羽生 1人でやる場合もありますし、研究会として、数名の棋士で集まってやることもあります。
—— 10年ほど前に羽生さんに取材させていただいたとき、どのようにコンピュータを活用して研究しているのかをうかがったことがあります。その時は、棋譜データベースを検索し、その棋譜をプリントアウトして、パソコンの電源を切ってから将棋盤に並べる、とおっしゃっていました。
羽生 ああ、そうですね。今でもそうしています。
—— おお、今もそうなんですね。そのとき、すごく印象的だったのですが、電源まで切るんですよね。
羽生 はい。そのほうが、盤に集中できるからですね。
—— それと、パソコンの画面上で操作する手もあると思うんですが、プリントアウトして盤に駒を並べるんですよね。

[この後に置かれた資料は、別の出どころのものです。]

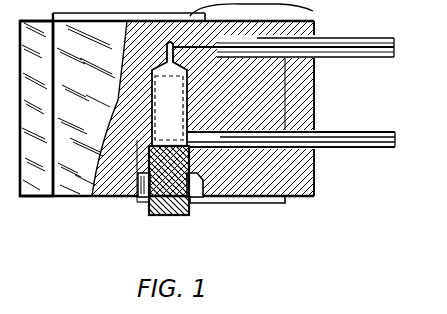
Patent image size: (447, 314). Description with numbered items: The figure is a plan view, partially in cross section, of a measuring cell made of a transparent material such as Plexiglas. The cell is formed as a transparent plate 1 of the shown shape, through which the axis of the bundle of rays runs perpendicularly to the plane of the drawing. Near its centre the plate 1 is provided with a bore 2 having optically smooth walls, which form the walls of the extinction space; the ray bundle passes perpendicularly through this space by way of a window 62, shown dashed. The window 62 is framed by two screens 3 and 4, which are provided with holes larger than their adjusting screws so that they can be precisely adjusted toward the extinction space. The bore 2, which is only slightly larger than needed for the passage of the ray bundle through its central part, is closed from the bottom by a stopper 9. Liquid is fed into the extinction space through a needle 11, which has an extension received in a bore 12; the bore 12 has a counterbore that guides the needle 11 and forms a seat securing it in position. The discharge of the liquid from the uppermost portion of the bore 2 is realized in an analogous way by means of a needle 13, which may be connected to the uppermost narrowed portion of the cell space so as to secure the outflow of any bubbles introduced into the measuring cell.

The transparent plate 1 is at (306, 198).
The bore 2 is at (123, 198).
The screen 3 is at (262, 204).
The screen 4 is at (311, 8).
The stopper 9 is at (169, 217).
The needle 11 is at (371, 133).
The bore 12 is at (316, 165).
The needle 13 is at (386, 58).
The window 62 is at (188, 143).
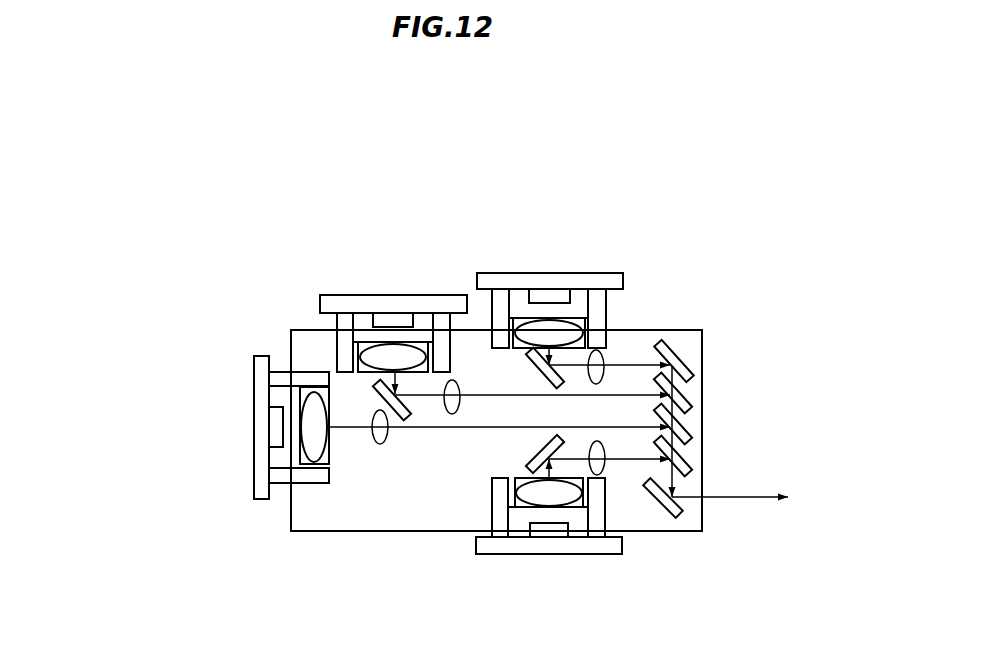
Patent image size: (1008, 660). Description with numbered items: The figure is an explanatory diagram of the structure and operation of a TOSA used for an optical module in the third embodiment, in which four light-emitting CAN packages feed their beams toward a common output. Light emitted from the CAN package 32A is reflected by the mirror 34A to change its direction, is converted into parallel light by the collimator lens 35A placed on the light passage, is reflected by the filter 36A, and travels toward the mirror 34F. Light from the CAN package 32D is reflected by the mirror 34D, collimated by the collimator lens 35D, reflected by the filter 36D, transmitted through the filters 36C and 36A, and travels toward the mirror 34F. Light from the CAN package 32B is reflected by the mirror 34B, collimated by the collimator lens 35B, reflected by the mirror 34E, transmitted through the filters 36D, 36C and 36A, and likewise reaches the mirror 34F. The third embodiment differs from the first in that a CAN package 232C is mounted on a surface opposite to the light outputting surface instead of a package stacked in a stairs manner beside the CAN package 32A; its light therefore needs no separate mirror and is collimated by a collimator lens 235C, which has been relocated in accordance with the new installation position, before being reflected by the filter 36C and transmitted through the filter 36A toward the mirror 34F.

The CAN package 232C is at (248, 433).
The collimator lens 235C is at (378, 446).
The CAN package 32D is at (397, 288).
The mirror 34D is at (383, 392).
The collimator lens 35D is at (449, 414).
The CAN package 32B is at (550, 267).
The mirror 34B is at (553, 375).
The collimator lens 35B is at (600, 361).
The mirror 34E is at (684, 368).
The filter 36D is at (684, 398).
The filter 36C is at (688, 430).
The filter 36A is at (690, 457).
The mirror 34F is at (673, 512).
The CAN package 32A is at (552, 560).
The mirror 34A is at (538, 467).
The collimator lens 35A is at (603, 477).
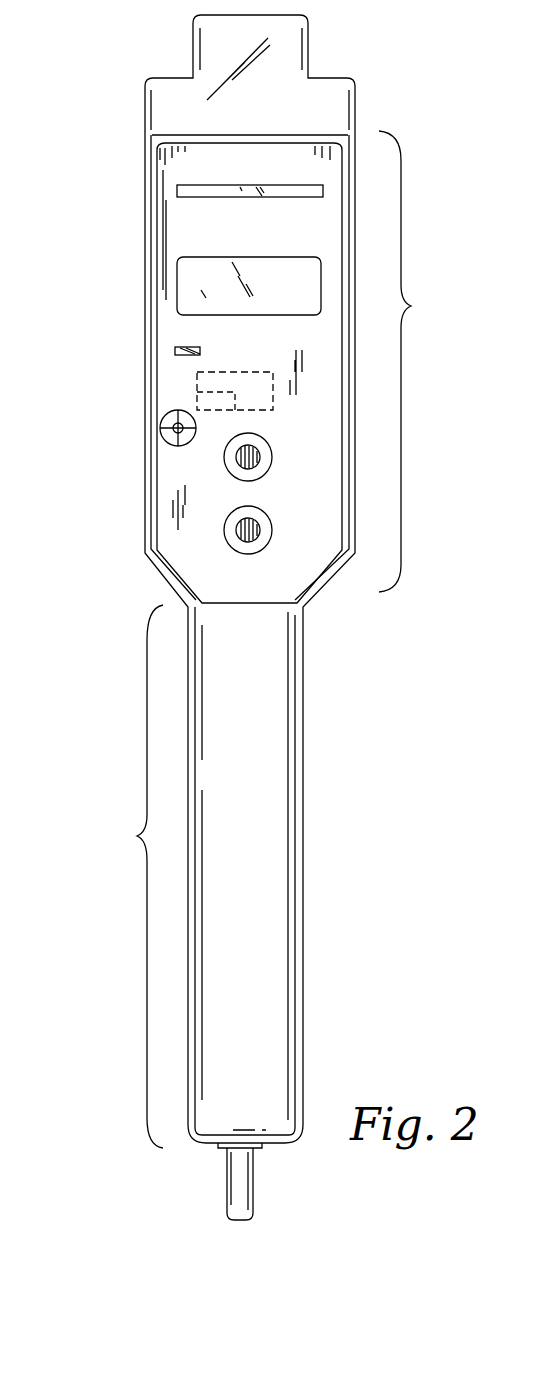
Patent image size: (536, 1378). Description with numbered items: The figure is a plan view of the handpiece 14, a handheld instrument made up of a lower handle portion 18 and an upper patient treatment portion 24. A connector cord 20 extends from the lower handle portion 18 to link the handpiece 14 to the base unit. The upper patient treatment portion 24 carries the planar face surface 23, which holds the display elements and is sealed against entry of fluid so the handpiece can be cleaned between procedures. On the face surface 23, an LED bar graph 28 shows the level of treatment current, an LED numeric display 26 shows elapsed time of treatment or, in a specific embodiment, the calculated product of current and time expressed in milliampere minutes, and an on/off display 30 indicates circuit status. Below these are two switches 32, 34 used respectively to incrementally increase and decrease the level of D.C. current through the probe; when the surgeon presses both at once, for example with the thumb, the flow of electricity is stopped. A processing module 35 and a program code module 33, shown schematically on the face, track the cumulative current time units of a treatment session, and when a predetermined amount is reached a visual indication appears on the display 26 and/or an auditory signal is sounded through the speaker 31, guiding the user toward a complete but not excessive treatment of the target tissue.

The handpiece 14 is at (116, 590).
The lower handle portion 18 is at (135, 876).
The connector cord 20 is at (245, 1199).
The planar face surface 23 is at (320, 354).
The upper patient treatment portion 24 is at (413, 361).
The LED numeric display 26 is at (181, 292).
The LED bar graph 28 is at (186, 198).
The on/off display 30 is at (186, 357).
The speaker 31 is at (160, 446).
The switch 32 is at (272, 451).
The program code module 33 is at (203, 398).
The switch 34 is at (271, 521).
The processing module 35 is at (253, 392).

羽生 私が古いタイプの人間なのかもしれないのですが、パソコンの画面で見るだけだと、すぐ忘れてしまうんですよ。ちゃんと覚えておかなければいけないものは、手で並べるようにしているんです。視覚だけに頼ってはいけない、と思っています。というのも、やはり大事な局面は、うろ覚えだとひどい目にあうんです(笑)。歩の位置をひとつ間違って覚えているだけで、致命傷になる。正確に、40個の駒すべての位置をおぼえておかなければいけない。そういう局面は、並べて覚えたほうがいいですね。

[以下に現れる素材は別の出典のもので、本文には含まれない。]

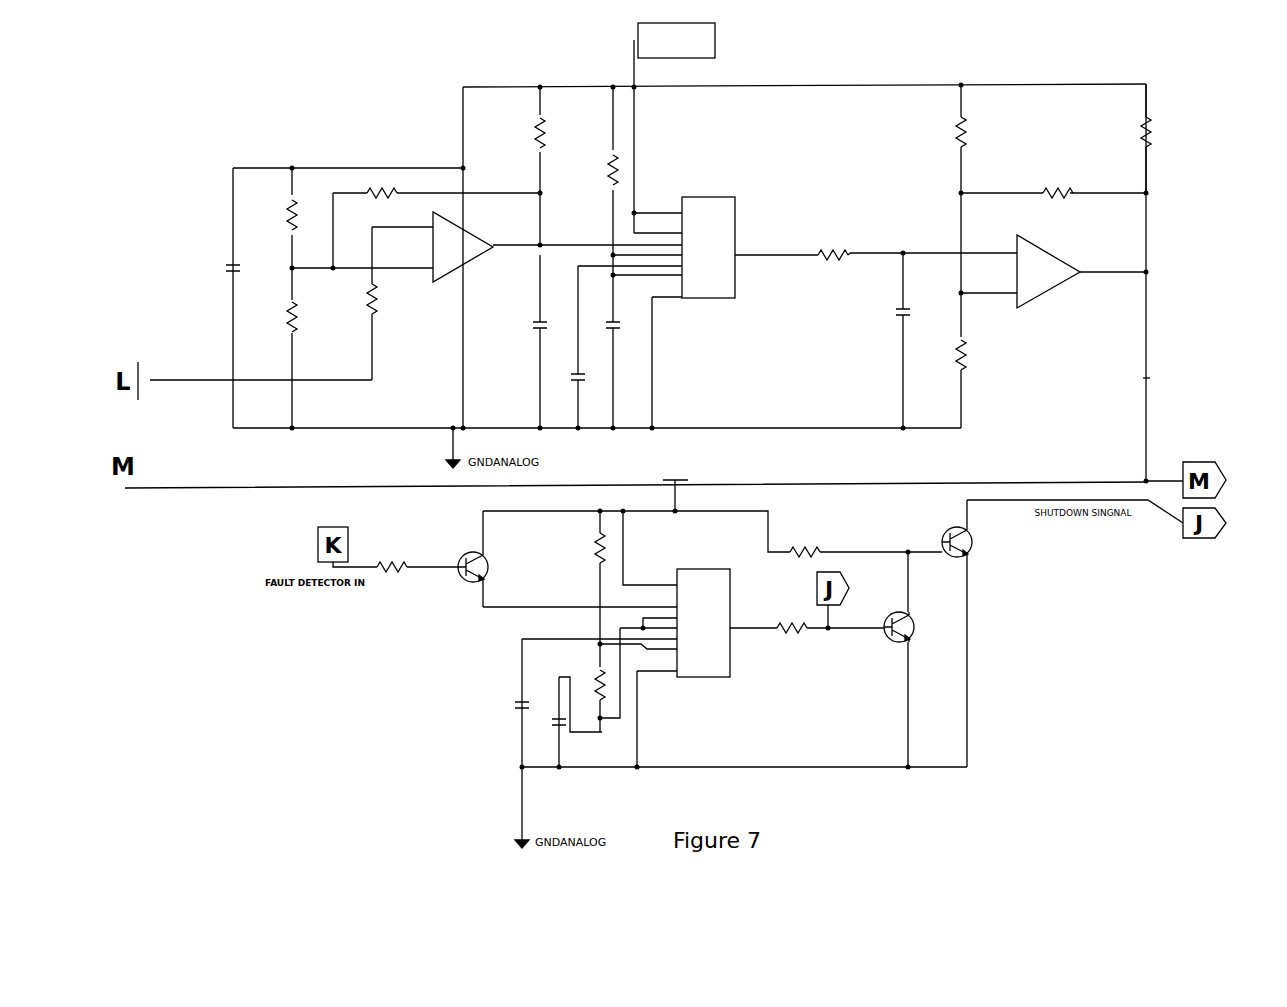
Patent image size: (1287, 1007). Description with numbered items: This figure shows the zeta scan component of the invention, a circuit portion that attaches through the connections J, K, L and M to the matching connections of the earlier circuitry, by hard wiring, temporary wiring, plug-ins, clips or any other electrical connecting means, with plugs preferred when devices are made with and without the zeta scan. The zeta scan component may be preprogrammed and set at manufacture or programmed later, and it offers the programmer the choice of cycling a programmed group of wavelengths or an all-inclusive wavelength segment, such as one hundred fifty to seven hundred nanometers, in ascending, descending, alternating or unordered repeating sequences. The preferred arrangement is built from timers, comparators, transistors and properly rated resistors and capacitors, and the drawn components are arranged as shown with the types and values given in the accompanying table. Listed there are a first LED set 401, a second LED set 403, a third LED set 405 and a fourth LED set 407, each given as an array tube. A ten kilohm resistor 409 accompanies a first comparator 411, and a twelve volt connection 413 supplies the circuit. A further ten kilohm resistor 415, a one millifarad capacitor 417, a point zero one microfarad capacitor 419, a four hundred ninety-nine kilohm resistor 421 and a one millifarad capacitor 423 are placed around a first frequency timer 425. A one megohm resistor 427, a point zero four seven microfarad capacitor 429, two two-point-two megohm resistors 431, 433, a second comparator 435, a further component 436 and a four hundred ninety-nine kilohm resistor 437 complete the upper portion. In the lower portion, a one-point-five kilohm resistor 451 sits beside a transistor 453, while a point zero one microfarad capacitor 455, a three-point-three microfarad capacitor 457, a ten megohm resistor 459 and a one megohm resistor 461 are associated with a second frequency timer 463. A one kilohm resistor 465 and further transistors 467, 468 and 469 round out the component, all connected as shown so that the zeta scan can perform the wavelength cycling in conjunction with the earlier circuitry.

The LED Set 1 401 is at (225, 245).
The LED Set 2 403 is at (300, 195).
The LED Set 3 405 is at (265, 315).
The LED Set 4 407 is at (407, 188).
The resistor 409 is at (380, 320).
The comparator 411 is at (480, 215).
The 12 volt connection 413 is at (640, 80).
The resistor 415 is at (528, 112).
The capacitor 417 is at (533, 345).
The capacitor 419 is at (585, 398).
The resistor 421 is at (607, 140).
The capacitor 423 is at (620, 345).
The frequency timer 425 is at (748, 213).
The resistor 427 is at (860, 242).
The capacitor 429 is at (893, 337).
The resistor 431 is at (985, 135).
The resistor 433 is at (970, 383).
The comparator 435 is at (1040, 237).
The resistor R40 436 is at (1081, 185).
The resistor 437 is at (1175, 140).
The resistor 451 is at (412, 577).
The transistor 453 is at (462, 587).
The capacitor 455 is at (515, 728).
The capacitor 457 is at (563, 738).
The resistor 459 is at (590, 568).
The resistor 461 is at (592, 667).
The frequency timer 463 is at (703, 697).
The resistor 465 is at (812, 635).
The transistor 467 is at (830, 545).
The transistor Q6 468 is at (912, 650).
The transistor 469 is at (973, 573).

—— そういう過去の実戦の研究というのは、記憶力に関わるものですよね。将棋の強さ、すなわち棋力というものには、記憶力以外にも、先の手を読む力、局面を評価する力、新しい手を思いつく力、などほかにも要素があると思いますが、やはり記憶力が大事だと思われますか?
羽生 記憶力がものすごくよくて、過去の棋譜や定跡を完璧に覚えている人がいたら、間違いなくその人は強いでしょう。でも、そういうことをまったく覚えていないのに強い人もいるんですよ。出たとこ勝負というか、センスの良さみたいなものでどんどん勝つ人もいる。そこが将棋のおもしろいところだと思います。

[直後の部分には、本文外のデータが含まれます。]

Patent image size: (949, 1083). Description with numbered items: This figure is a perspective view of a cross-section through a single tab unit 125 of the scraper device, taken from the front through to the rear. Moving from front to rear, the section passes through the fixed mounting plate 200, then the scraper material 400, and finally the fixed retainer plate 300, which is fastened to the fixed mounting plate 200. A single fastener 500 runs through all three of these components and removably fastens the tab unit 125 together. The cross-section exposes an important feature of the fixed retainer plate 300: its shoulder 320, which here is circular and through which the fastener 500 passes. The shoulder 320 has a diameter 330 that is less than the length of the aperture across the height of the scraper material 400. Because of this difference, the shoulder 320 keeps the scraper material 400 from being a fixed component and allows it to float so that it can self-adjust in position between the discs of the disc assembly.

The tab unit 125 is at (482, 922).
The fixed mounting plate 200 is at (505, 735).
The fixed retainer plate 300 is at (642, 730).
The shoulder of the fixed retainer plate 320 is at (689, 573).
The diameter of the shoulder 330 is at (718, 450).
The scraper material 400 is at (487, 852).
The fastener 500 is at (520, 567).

—— たしかに。渡辺明棋王は、記憶力とは違うところで勝負しているように見えます。
羽生 渡辺さんは、見切りの良さがすごいですよね。ここは考えても無駄だからこの手を指す、という割り切りに長けている。難しい局面であるほど、なかなかそういうふうには考えられません。難しいとつい長時間考えたくなるし、ミスしたくないと思ってしまう。でも、渡辺さんはさっと指して、それが悪い手にならない。これはある種特別な能力だなと思います。
—— 心が強いのでしょうか。
羽生 どうしてそういうことができるのかはわかりません(笑)。彼はそういうスタイルなんですよね。
将棋が強くなるためには、「ダメな手」を見極めよ
—— 羽生さんは、2006年に出版された梅田望夫さんの『ウェブ進化論』のなかで、「ITとインターネットの進化によって、将棋が強くなるための高速道路が一気に敷かれた。でも、高速道路を走り抜けた先で、大渋滞が起きている」とおっしゃっていました。渡辺さんのその「割り切る力」は、渋滞を抜けるための一つの方法なのでしょうか。
羽生 聞いたわけではないのでわかりませんが、そのまま高速道路に乗って行くのか、一般道に降りて違う道を行くのか、みんな選択を迫られていると思います。これは、どの世界でも起きている問題ですよね。だからこそ、いかにして個性を出すか、自分なりのスタイルを築きあげるのか、ということを考えざるを得ない時代になっているのでしょう。
—— 羽生さんは、どういう方法で渋滞を抜けだそうと考えていらっしゃるのでしょうか?